Luc Chatel était l'invité de BFMTV ce mercredi soir.

Luc Chatel était l'invité de BFMTV ce mercredi soir. - BFMTV

L'ancien ministre de l'Education nationale était ce mercredi soir l'invité de BFMTV, pour réagir au décret publié dans la journée, et qui vient concrétiser de manière bien plus rapide que prévu la très contestée réforme du collège. Une démarche "un peu curieuse", selon le député UMP.

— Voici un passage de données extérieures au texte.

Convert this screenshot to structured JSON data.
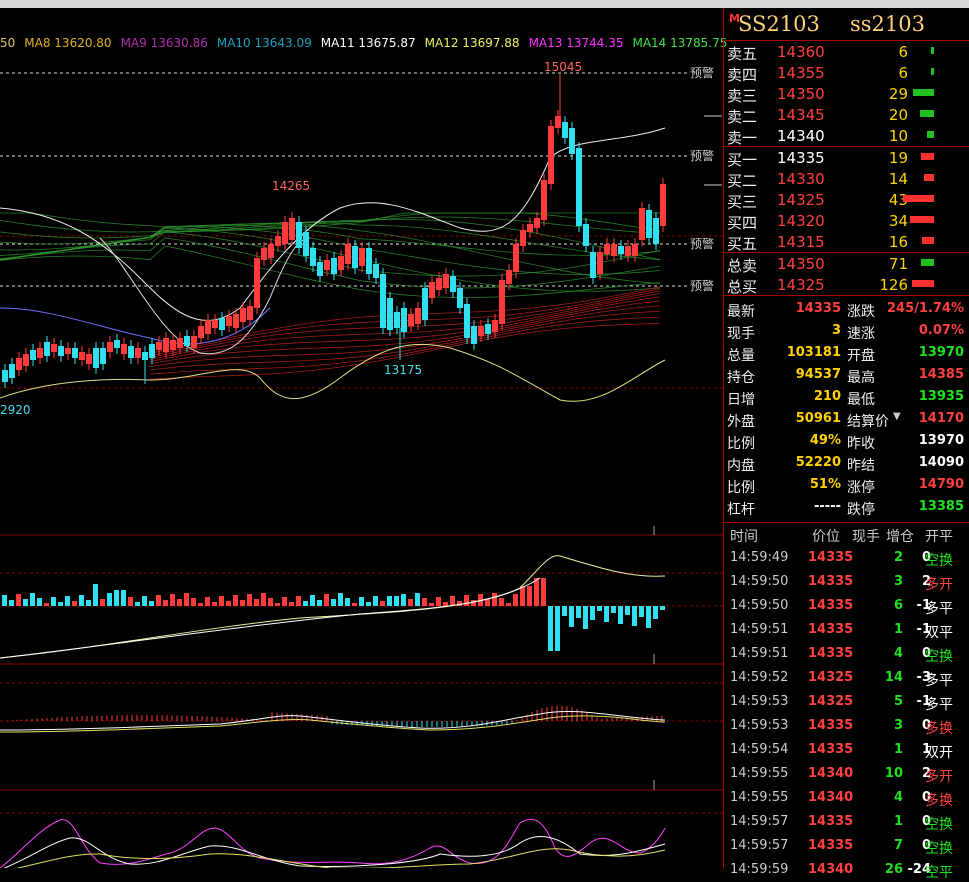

"Détermination" ou "passage en force"? A ses yeux, il s'agit plutôt d'une "provocation" et d'un acte de "fébrilité". Invité de BFMTV ce mercredi soir, le député UMP Luc Chatel est revenu sur le décret qui concrétise la réforme contestée du collège, publié ce mercredi, au lendemain d'une grève des enseignants.

Si cette accélération a immédiatement été décriée par ses opposants, le gouvernement a promis de poursuivre le dialogue. "C'est un peu un mélange de fébrilité et de provocation", a commenté sur notre antenne celui qui fut ministre de l'Education nationale sous la présidence de Nicolas Sarkozy. Selon Luc Chatel, la séquence choisie par l'exécutif pour agir est particulièrement mal choisie.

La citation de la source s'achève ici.